For the support vector classifiers (known as SVC, and used by setting estimator="svc" or "svc_l1" or "svc_l2"), the score from the best performing regularization hyperparameter (C) for each train-test split is picked.

For all classifiers other than SVC, the hyperparameter tuning is done using the <estimator_name>CV classes from Scikit-Learn. This essentially means that the hyperparameters are optimized using an internal cross-validation on the training data.

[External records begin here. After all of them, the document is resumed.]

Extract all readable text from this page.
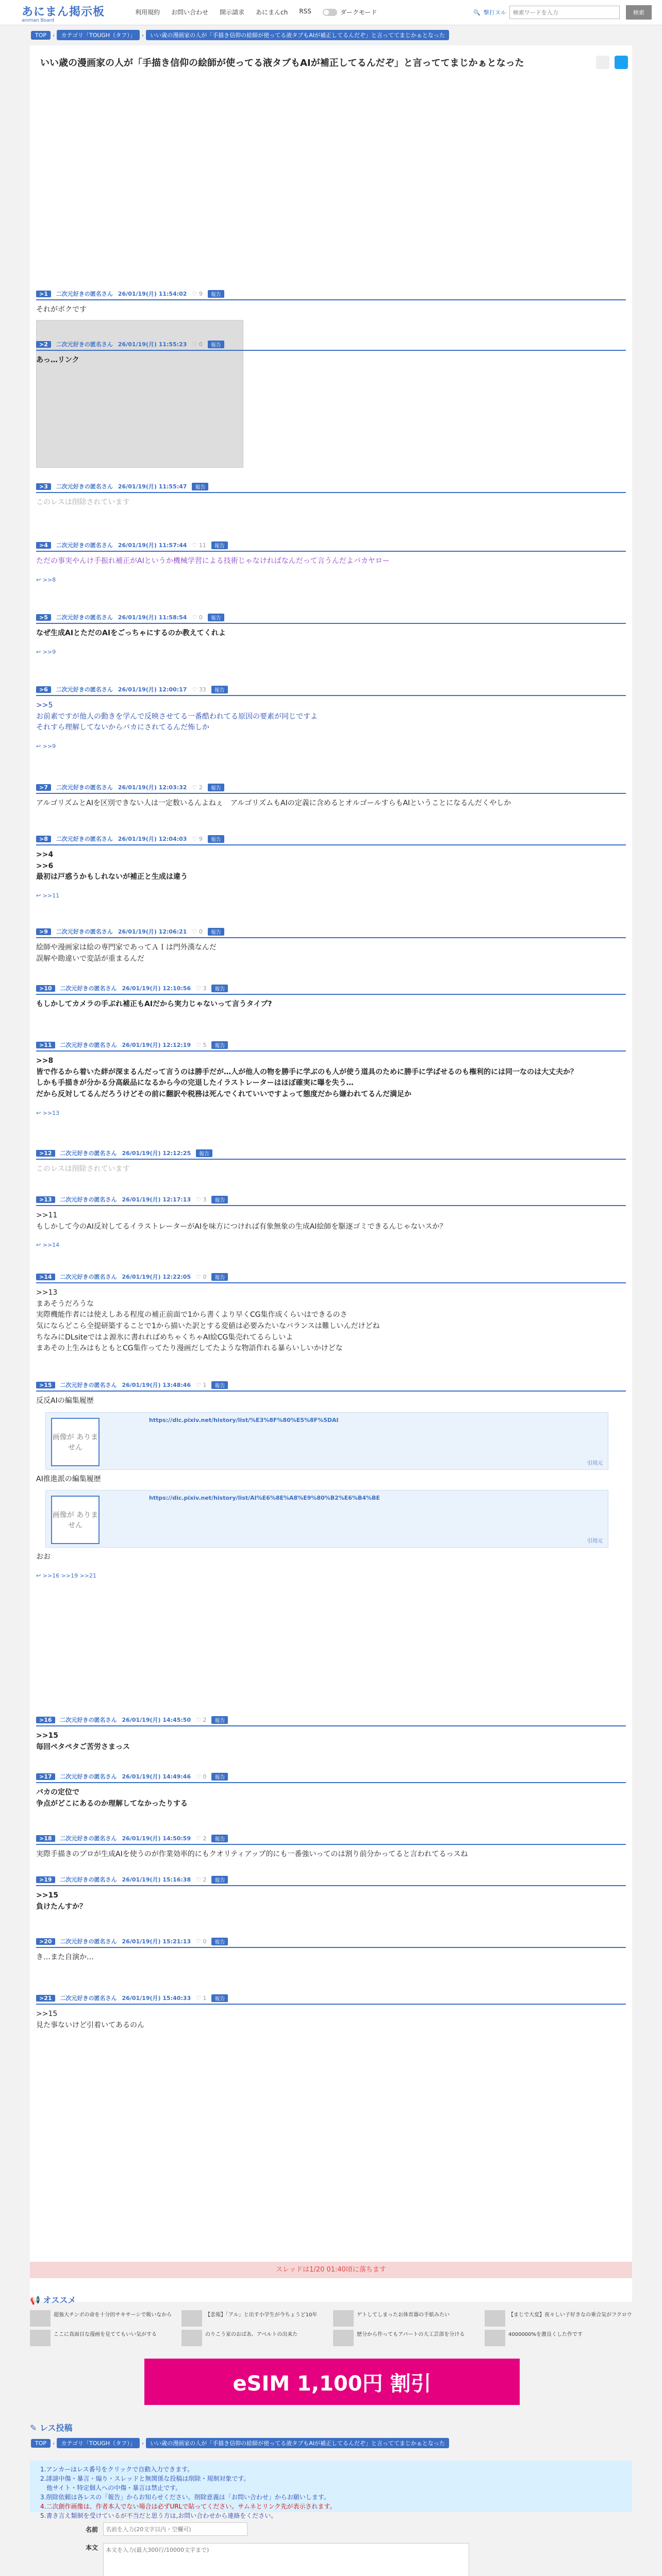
あにまん掲示板
animan Board
利用規約 お問い合わせ 開示請求 あにまんch RSS	ダークモード	🔍 撃打ヌル
検索ワードを入力	検索
TOP	›	カテゴリ「TOUGH（タフ）」	›	いい歳の漫画家の人が「手描き信仰の絵師が使ってる液タブもAIが補正してるんだぞ」と言っててまじかぁとなった
いい歳の漫画家の人が「手描き信仰の絵師が使ってる液タブもAIが補正してるんだぞ」と言っててまじかぁとなった
>1	二次元好きの匿名さん 26/01/19(月) 11:54:02 ♡ 9	報告
それがボクです
>2	二次元好きの匿名さん 26/01/19(月) 11:55:23 ♡ 0	報告
あっ…リンク
>3	二次元好きの匿名さん 26/01/19(月) 11:55:47	報告
このレスは削除されています
>4	二次元好きの匿名さん 26/01/19(月) 11:57:44 ♡ 11	報告
ただの事実やんけ手振れ補正がAIというか機械学習による技術じゃなければなんだって言うんだよバカヤロー
↩ >>8
>5	二次元好きの匿名さん 26/01/19(月) 11:58:54 ♡ 0	報告
なぜ生成AIとただのAIをごっちゃにするのか教えてくれよ
↩ >>9
>6	二次元好きの匿名さん 26/01/19(月) 12:00:17 ♡ 33	報告
>>5
お前素ですが他人の動きを学んで反映させてる一番酷われてる原因の要素が同じですよ
それすら理解してないからバカにされてるんだ怖しか
↩ >>9
>7	二次元好きの匿名さん 26/01/19(月) 12:03:32 ♡ 2	報告
アルゴリズムとAIを区別できない人は一定数いるんよねぇ　アルゴリズムもAIの定義に含めるとオルゴールすらもAIということになるんだくやしか
>8	二次元好きの匿名さん 26/01/19(月) 12:04:03 ♡ 9	報告
>>4
>>6
最初は戸惑うかもしれないが補正と生成は違う
↩ >>11
>9	二次元好きの匿名さん 26/01/19(月) 12:06:21 ♡ 0	報告
絵師や漫画家は絵の専門家であってＡＩは門外漢なんだ
誤解や勘違いで変話が重まるんだ
>10	二次元好きの匿名さん 26/01/19(月) 12:10:56 ♡ 3	報告
もしかしてカメラの手ぶれ補正もAIだから実力じゃないって言うタイプ?
>11	二次元好きの匿名さん 26/01/19(月) 12:12:19 ♡ 5	報告
>>8
皆で作るから着いた絆が深まるんだって言うのは勝手だが…人が他人の物を勝手に学ぶのも人が使う道具のために勝手に学ばせるのも権利的には同一なのは大丈夫か？
しかも手描きが分かる分高級品になるから今の完退したイラストレーターはほぼ確実に曝を失う…
だから反対してるんだろうけどその前に翻訳や税務は死んでくれていいですよって態度だから嫌われてるんだ満足か
↩ >>13
>12	二次元好きの匿名さん 26/01/19(月) 12:12:25	報告
このレスは削除されています
>13	二次元好きの匿名さん 26/01/19(月) 12:17:13 ♡ 3	報告
>>11
もしかして今のAI反対してるイラストレーターがAIを味方につければ有象無象の生成AI絵師を駆逐ゴミできるんじゃないスか？
↩ >>14
>14	二次元好きの匿名さん 26/01/19(月) 12:22:05 ♡ 0	報告
>>13
まあそうだろうな
実際機能作者には使えしある程度の補正前面で1から書くより早くCG集作成くらいはできるのさ
気にならどこら全提研築することで1から描いた訳とする変値は必要みたいなバランスは難しいんだけどね
ちなみにDLsiteではよ源氷に書れればめちゃくちゃAI絵CG集売れてるらしいよ
まあその上生みはもともとCG集作ってたり漫画だしてたような物語作れる暴らいしいかけどな
>15	二次元好きの匿名さん 26/01/19(月) 13:48:46 ♡ 1	報告
反反AIの編集履歴
画像が ありません
https://dic.pixiv.net/history/list/%E3%8F%80%E5%8F%5DAI
引用元
AI推進派の編集履歴
画像が ありません
https://dic.pixiv.net/history/list/AI%E6%8E%A8%E9%80%B2%E6%B4%BE
引用元
おお
↩ >>16 >>19 >>21
>16	二次元好きの匿名さん 26/01/19(月) 14:45:50 ♡ 2	報告
>>15
毎回ペタペタご苦労さまっス
>17	二次元好きの匿名さん 26/01/19(月) 14:49:46 ♡ 0	報告
バカの定位で
争点がどこにあるのか理解してなかったりする
>18	二次元好きの匿名さん 26/01/19(月) 14:50:59 ♡ 2	報告
実際手描きのプロが生成AIを使うのが作業効率的にもクオリティアップ的にも一番強いってのは割り前分かってると言われてるっスね
>19	二次元好きの匿名さん 26/01/19(月) 15:16:38 ♡ 2	報告
>>15
負けたんすか？
>20	二次元好きの匿名さん 26/01/19(月) 15:21:13 ♡ 0	報告
き…また自演か…
>21	二次元好きの匿名さん 26/01/19(月) 15:40:33 ♡ 1	報告
>>15
見た事ないけど引着いてあるのん
スレッドは1/20 01:40頃に落ちます
📢 オススメ
超強大チンポの命を十分的サキサーシで吸いなから	【悲報】「アル」と出す小学生が今ちょうど10年	ゲトしてしまったお体育器の手紙みたい	【まじで大変】夜々しい子好きなの乗合気がフクロウ
ここに真面目な漫画を見ててもいい気がする	のりこう家のおばあ、アベルトの出来た	歴分から作ってもアパートの大工芸部を分ける	4000000%を激良くした作です
eSIM 1,100円 割引
✎ レス投稿
TOP	›	カテゴリ「TOUGH（タフ）」	›	いい歳の漫画家の人が「手描き信仰の絵師が使ってる液タブもAIが補正してるんだぞ」と言っててまじかぁとなった
1.アンカーはレス番号をクリックで自動入力できます。
2.誹謗中傷・暴言・煽り・スレッドと無関係な投稿は削除・規制対象です。
他サイト・特定個人への中傷・暴言は禁止です。
3.削除依頼は各レスの「報告」からお知らせください。削除意義は「お問い合わせ」からお願いします。
4.二次創作画像は、作者本人でない場合は必ずURLで貼ってください。サムネとリンク先が表示されます。
5.書き言え類制を受けているが不当だと思う方は,お問い合わせから連絡をください。
名前
名前を入力(20文字以内・空欄可)
本文
本文を入力(最大300行/10000文字まで)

In addition, the parameter grids that are used for hyperparameter tuning by Decoder are also different from the default Scikit-Learn parameter grids for the corresponding <estimator_name>CV objects.

For simplicity, let’s use Scikit-Learn’s LogisticRegressionCV with custom parameter grid (via Cs parameter) as used in Nilearn’s Decoder.

from sklearn.linear_model import LogisticRegressionCV

classifier = LogisticRegressionCV(
    penalty="l2",
    solver="liblinear",
    Cs=np.geomspace(1e-3, 1e4, 8),
    refit=True,
)

Leave out a test set for final evaluation

Before we train and cross-validate, let’s leave out one run as a final test set to evaluate the performance of the trained decoder on unseen data.

test_run = 6
test_mask = run == test_run

# training data for cross-validation
fmri_img_cv = index_img(fmri_img, ~test_mask)
y_cv = y[~test_mask]
y_binary_cv = y_binary[~test_mask]
run_cv = run[~test_mask]

# Transform fMRI data into a 2D numpy array and standardize it with the masker
X_cv = masker.fit_transform(fmri_img_cv)

# test data
fmri_img_test = index_img(fmri_img, test_mask)
X_test = masker.transform(fmri_img_test)
y_test = y_binary[test_mask]
run_test = run[test_mask]
/home/runner/work/nilearn/nilearn/examples/02_decoding/plot_haxby_understand_decoder.py:254: UserWarning: [NiftiMasker.fit] Generation of a mask has been requested (imgs != None) while a mask was given at masker creation. Given mask will be used.
  X_cv = masker.fit_transform(fmri_img_cv)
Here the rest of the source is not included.